Hay quien colecciona sellos, monedas, relojes, desengaños: uno, lo que colecciona son rótulos. Es una colección –digamos– modesta y poco posesiva: al fin y al cabo, no podemos arrancar los tipos magníficos del “Hotel Tirol” o de “Hijos, sucesores de Luis Mira” y ponerlos en el despacho para enseñarlos con arrobo a las visitas. Tampoco lo podríamos ya hacer, ay, con el rótulo de la tienda de la editorial Juventud –Madrid, barrio de Salamanca–, que resumía en su sencillez la belleza tipográfica de otra edad en la que, quizá, se consideraban más estas cosas. Ciertamente, tener rótulos bonitos o feos no es de la misma trascendencia que comer o no comer, pero sí es trascendente la diferencia entre pasear –vivir- en un lugar donde las cosas se cuidan y un lugar donde las cosas no se cuidan. Y alguna gracia antigua y humana y valiosa se pierde cuando desaparece el rótulo de Juventud y en su lugar aparece el estridor policromático de una caja de ahorros. Tal vez tan sólo ocurra que la belleza importa menos, y quien pruebe a pasear por las Tablas no dejará de notar esa soledad particular que deja la ausencia de belleza.

Lamentablemente, con el adiós a Juventud no sólo ha desaparecido un bonito rótulo; también se ha ido una de esas tiendas color canela que tenían su recoveco y su misterio, su historia.
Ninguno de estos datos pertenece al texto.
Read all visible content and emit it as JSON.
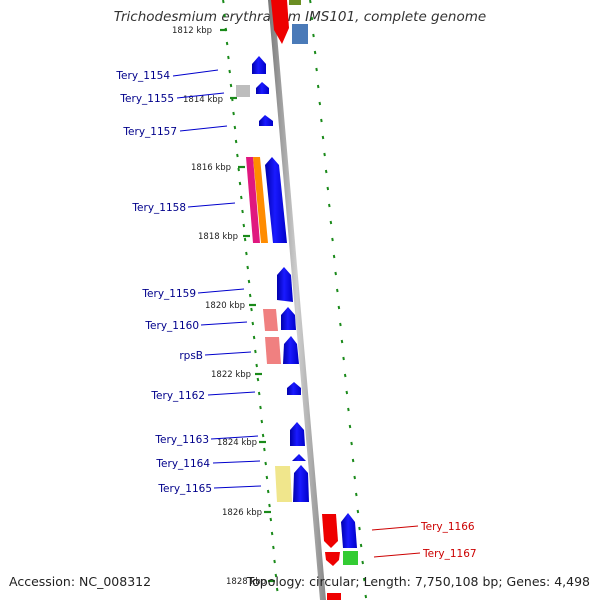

Juventud, en concreto, contaba con los anaqueles bien patinados y los fondos de una editorial que –al menos antaño– fue egregia: publicaba y publica los Tintín, pero en su catálogo también tenía a Zweig, a Julien Green, a Emil Ludwig. En aquellos tiempos, sí, las editoras se llamaban Juventud o Destino, y a la tienda de Juventud me llevó mi padre, lo recuerdo, a comprar alguna vez libros para el veraneo, de Operación Impala al Viaje de la Kontiki o la Ascensión al Everest narrada por Hunt. Quizá eran libros a los que entonces uno no hizo mucho caso, pero al pasar por delante de Juventud todavía teníamos la sensación de que podríamos entrar ahí otra vez, como si conjurásemos un tiempo perdido para siempre. Los últimos años vi el escaparate entrecerrado, abandonado, melancólico: preparaba, sin duda, el adiós de una tienda color canela que ya ingresa en el pasado como ese tiempo en que todavía caminábamos de la mano del padre.